Versatile RF Interconnects and Electronics for Extreme Environmental Sensing and Communications
Department of Physics
Location: Babbio 203
Speaker: Rod Kim, Associate Professor, Stevens Institute of Technology, Research Associate, National Institute of Standards and Technology
ABSTRACT
Future emerging applications like extreme environment electronics, high-performance computing, space sensing, and brain-machine interfaces share a critical goal: massive bandwidth and deployment scalability. To this end, my research group is investigating energy-efficient and scalable sensing and communication techniques, emphasizing circuits, advanced packaging, and signal processing innovations for the above applications. To begin with, I will briefly discuss technology gaps in information-carrying wiring harnesses and illustrate the new use cases of millimeter-wave dielectric fibers and short-distance wireless interconnects as alternative mediums, mainly as thermal isolating channels.
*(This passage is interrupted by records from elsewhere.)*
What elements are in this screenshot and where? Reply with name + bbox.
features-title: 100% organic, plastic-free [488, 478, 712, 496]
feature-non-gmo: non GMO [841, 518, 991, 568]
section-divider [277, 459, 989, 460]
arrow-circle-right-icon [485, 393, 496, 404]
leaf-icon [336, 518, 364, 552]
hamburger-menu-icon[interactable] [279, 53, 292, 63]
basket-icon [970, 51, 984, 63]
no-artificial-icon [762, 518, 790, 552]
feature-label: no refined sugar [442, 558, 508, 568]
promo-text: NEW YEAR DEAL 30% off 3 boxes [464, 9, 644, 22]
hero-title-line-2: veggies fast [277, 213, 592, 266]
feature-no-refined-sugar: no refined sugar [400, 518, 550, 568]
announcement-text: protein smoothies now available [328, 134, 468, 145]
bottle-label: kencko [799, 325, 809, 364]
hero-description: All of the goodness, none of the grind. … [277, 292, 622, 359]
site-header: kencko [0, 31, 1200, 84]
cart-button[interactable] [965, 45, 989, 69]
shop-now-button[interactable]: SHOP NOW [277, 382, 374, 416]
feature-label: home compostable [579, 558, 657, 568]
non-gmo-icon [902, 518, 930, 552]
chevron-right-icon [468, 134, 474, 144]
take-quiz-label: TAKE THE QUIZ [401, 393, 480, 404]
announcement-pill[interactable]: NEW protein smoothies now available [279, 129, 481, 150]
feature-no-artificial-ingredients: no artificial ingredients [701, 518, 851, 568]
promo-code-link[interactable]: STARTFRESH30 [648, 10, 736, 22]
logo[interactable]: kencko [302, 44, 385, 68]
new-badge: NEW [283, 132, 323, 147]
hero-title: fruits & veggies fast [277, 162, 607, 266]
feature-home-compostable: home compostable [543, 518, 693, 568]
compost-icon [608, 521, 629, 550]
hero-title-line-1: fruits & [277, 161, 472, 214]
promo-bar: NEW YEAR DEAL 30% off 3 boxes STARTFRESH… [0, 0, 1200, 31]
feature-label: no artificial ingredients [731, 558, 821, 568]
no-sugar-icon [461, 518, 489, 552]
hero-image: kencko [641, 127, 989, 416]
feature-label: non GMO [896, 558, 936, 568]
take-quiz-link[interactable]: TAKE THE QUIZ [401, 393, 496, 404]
Then, I will discuss the need for large-scale cryogenic interconnects for future high-performance computing and demonstrate the potential adoption of wireless interconnects between cryogenic devices and room-temperature electronics. As an initiative, our lab demonstrated the feasibility of removing thermally loaded wires/connectors between 7K and 290K thermal break and efficiently packing more data in a millimeter-wave carrier enabled by multi-level signaling and digital pre-distortion in CMOS technologies. As a part of the scalable interconnect theme within high-performance computing, I will also describe my collaborative efforts with academic and industry partners on massively scalable RF connectors for future artificial intelligence and data centers. Lastly, I will elaborate further on my research activities in space sensing and communications, where massive scalability
BIOGRAPHY
Rod Kim graduated from UCLA with a Ph.D. in electrical engineering. He is an assistant professor at the Stevens Institute of Technology and a research associate at the National Institute of Standards and Technology (NIST). Before that, he developed low-noise sensors and communication systems using CMOS technologies at the Jet Propulsion Laboratory (JPL) and space-based power-beaming receivers at the U.S. Naval Research Laboratory (NRL). Rod designed the first CMOS-centric 183-GHz heterodyne spectrometers in JPL’s balloon instrument that successfully measured the water vapor spectral line in the Earth’s stratosphere. He has been an associate editor for the IEEE Transactions on Microwave Theory and Techniques since 2022 and a track editor for the IEEE Journal of Microwaves since 2025.